Self Employed Borrowing
I speak to self employed people quite regularly and it is surprising how many are terrified of moving their finances just because of the hoops that they believe the banks will make them jump through. Two main things matter, the length of time you've been self employed and the amount you earn.
Time in business is relatively straight forward. 2 years is pretty standard but there are exceptions. The exceptions require that you get a letter from your accountant though veirfying your ability to make repayments and that your income is what you say it is. The catch being udner 2 years is that you are a higher risk in the banks eyes and that in turn will see you pay a higher interest rate. These loans are known as aternate doc loans or "lo-doc" loans.

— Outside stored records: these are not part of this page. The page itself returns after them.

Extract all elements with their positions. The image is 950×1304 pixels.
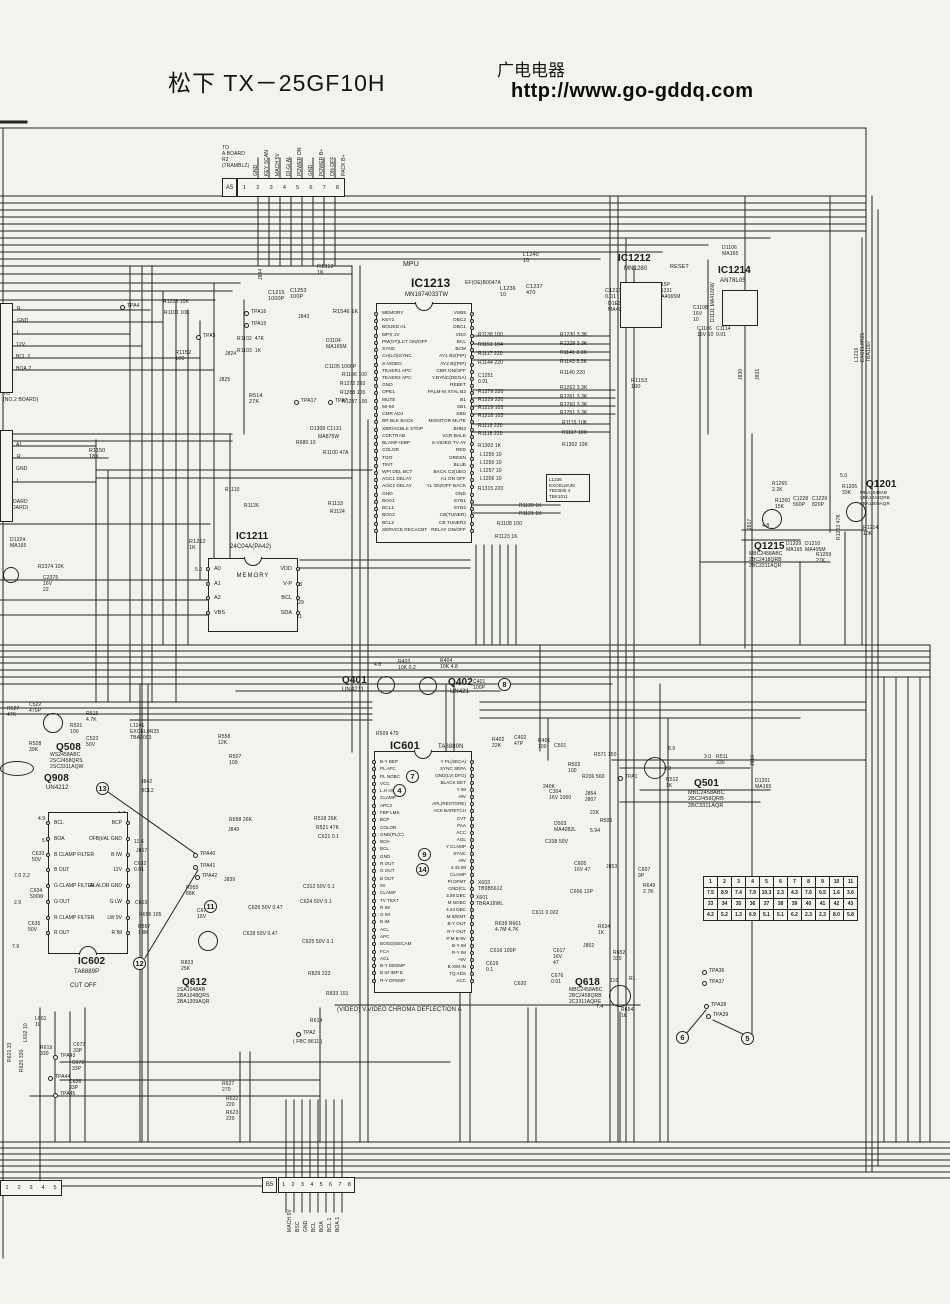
ic-pin-label: A0 xyxy=(214,567,221,573)
ic-pin-dot xyxy=(470,824,474,828)
voltage-cell: 34 xyxy=(718,899,732,910)
schematic-label: R654 1K xyxy=(621,1008,633,1020)
voltage-cell: 5.8 xyxy=(844,910,858,921)
schematic-label: 5.94 xyxy=(590,829,600,835)
ic-pin-dot xyxy=(374,319,378,323)
ic-pin-dot xyxy=(470,944,474,948)
ic-pin-dot xyxy=(470,852,474,856)
ic-pin-label: COLOR xyxy=(382,449,399,454)
schematic-label: J831 xyxy=(756,369,762,380)
callout-number: 12 xyxy=(133,957,146,970)
ic-pin-label: GND xyxy=(382,384,393,389)
test-point xyxy=(196,335,201,340)
ic-pin-dot xyxy=(374,312,378,316)
voltage-cell: 8.0 xyxy=(830,910,844,921)
schematic-label: R521 47K xyxy=(316,826,339,832)
top-board-connector: 12345678 xyxy=(237,178,345,197)
schematic-label: C611 0.022 xyxy=(532,911,558,917)
voltage-cell: 7.6 xyxy=(802,888,816,899)
schematic-label: R1108 100 xyxy=(497,522,522,528)
schematic-label: C619 0.1 xyxy=(486,962,498,974)
ic-pin-label: +9V xyxy=(458,859,466,864)
voltage-cell: 7.9 xyxy=(746,888,760,899)
ic-pin-label: R IM xyxy=(111,931,122,936)
ic-pin-dot xyxy=(372,877,376,881)
schematic-label: TA8889P xyxy=(74,969,99,976)
test-point xyxy=(193,853,198,858)
schematic-label: D503 MA4082L xyxy=(554,822,576,834)
voltage-cell: 2.3 xyxy=(774,888,788,899)
ic-pin-label: BOA2 xyxy=(382,514,395,519)
ic-pin-label: TINT xyxy=(382,464,393,469)
ic-notch xyxy=(415,302,433,311)
schematic-label: MBC2458ABC 2BC2458QRB 2BC3311AQR xyxy=(688,790,725,809)
ic-pin-dot xyxy=(372,847,376,851)
ic-pin-dot xyxy=(206,596,210,600)
schematic-label: J844 xyxy=(259,269,265,280)
ic-pin-dot xyxy=(470,972,474,976)
ic-pin-label: FCA xyxy=(380,950,389,955)
ic-pin-dot xyxy=(46,821,50,825)
callout-number: 6 xyxy=(676,1031,689,1044)
schematic-label: R1303 1K xyxy=(478,444,501,450)
test-point-label: TPA42 xyxy=(202,874,217,880)
schematic-label: R2374 10K xyxy=(38,565,64,571)
ic-pin-label: Y CLAMP xyxy=(446,845,466,850)
voltage-cell: 2 xyxy=(718,877,732,888)
ic-pin-label: OPE1 xyxy=(382,391,395,396)
ic-pin-dot xyxy=(470,866,474,870)
ic-pin-dot xyxy=(372,869,376,873)
test-point xyxy=(244,311,249,316)
ic-pin-label: CLAMP xyxy=(380,891,396,896)
ic-pin-label: PM(OT)LCT ON/OFF xyxy=(382,341,427,346)
ic-pin-dot xyxy=(374,370,378,374)
wire-label: GND xyxy=(17,319,28,325)
connector-pin-number: 1 xyxy=(238,185,251,191)
ic-pin-label: MEMORY xyxy=(382,312,404,317)
connector-pin-label: GND xyxy=(254,165,260,176)
ic-block-ic1212 xyxy=(620,282,662,328)
test-point xyxy=(706,1014,711,1019)
ic-pin-label: VCR BALE xyxy=(442,435,466,440)
ic-pin-dot xyxy=(374,478,378,482)
connector-pin-label: BSC xyxy=(296,1221,302,1232)
ic-pin-label: YL ON/OFF BACK xyxy=(426,485,466,490)
schematic-label: 7.0 2.2 xyxy=(14,874,30,880)
schematic-label: C402 47P xyxy=(514,736,526,748)
schematic-label: R649 2.7K xyxy=(643,884,655,896)
voltage-cell: 0.5 xyxy=(816,888,830,899)
ic-pin-dot xyxy=(470,930,474,934)
schematic-label: R1315 220 xyxy=(478,487,503,493)
schematic-label: RESET xyxy=(670,264,689,270)
ic-pin-label: B CLAMP FILTER xyxy=(54,853,94,858)
ic-pin-dot xyxy=(126,916,130,920)
schematic-label: 22K xyxy=(590,811,599,817)
voltage-cell: 37 xyxy=(760,899,774,910)
connector-pin-label: MACH 5V xyxy=(288,1209,294,1232)
voltage-cell: 6 xyxy=(774,877,788,888)
voltage-cell: 2.3 xyxy=(816,910,830,921)
ic-pin-label: ACC xyxy=(456,831,466,836)
ic-pin-label: PAA xyxy=(457,824,466,829)
ic-pin-dot xyxy=(296,596,300,600)
ic-pin-label: CH(LO)SYNC xyxy=(382,355,412,360)
ic-pin-dot xyxy=(470,529,474,533)
schematic-label: L1236 10 xyxy=(500,286,516,299)
voltage-cell: 6.9 xyxy=(746,910,760,921)
ic-pin-label: GND(CL xyxy=(448,887,466,892)
ic-pin-label: R-Y DFEMP xyxy=(380,979,405,984)
schematic-label: J857 xyxy=(136,849,147,855)
ic-pin-dot xyxy=(372,964,376,968)
ic-pin-label: P M B-9V xyxy=(446,937,466,942)
bottom-left-connector: 12345 xyxy=(0,1180,62,1196)
ic-pin-dot xyxy=(374,377,378,381)
connector-pin-label: POWER ON xyxy=(298,147,304,176)
ic-pin-label: VDO xyxy=(456,334,466,339)
schematic-label: R1118 220 xyxy=(478,432,503,438)
schematic-label: R627 270 xyxy=(222,1082,234,1094)
ic-pin-dot xyxy=(374,435,378,439)
ic-pin-dot xyxy=(126,853,130,857)
ic-pin-dot xyxy=(372,796,376,800)
ic-pin-dot xyxy=(470,760,474,764)
schematic-label: MPU xyxy=(403,261,419,269)
connector-pin-number: 4 xyxy=(37,1185,49,1191)
ic-pin-dot xyxy=(374,522,378,526)
schematic-label: R619 330 xyxy=(40,1046,52,1058)
ic-pin-label: 3.58 DBC xyxy=(446,894,466,899)
ic-pin-label: R IM xyxy=(380,906,390,911)
ic-pin-label: BOA xyxy=(54,837,65,842)
schematic-label: 3.0 xyxy=(704,755,711,761)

Income is incredibly important for obvious reasons. The calculations for this mainly rely on tax returns and business financials such as the balance sheet and income statement (profit and loss). The average of 2 years income is the general requirement of the banks to assess your income but there are exceptions to that as well. Some will accpet 1 years income. On top of using the net profit of the business there are opportunities to add to your profit based on yoru financials. If your business has a depreciation expense this can be added to your annual income. If you are refinancing any debts, the interest charges on those debts can be added to your income also as the interest charge will be calculated in the new loan application.
Scenario: You have an average income of $150,000 a year over the last 2 years. You can add the depreciation of vehicles and furniture to that total. If you have a credit card that was charged $4000 in interest a year that you are closing with the funds being applied for on your home loan you can add back the interest charge from the credit card.
It's not impossible to borrow money as a self employed applicant and having a good broker work with you is a great way to ensure you're not making a credit enquiry for no reason as we can assess your income against bank requirements before an application is submitted.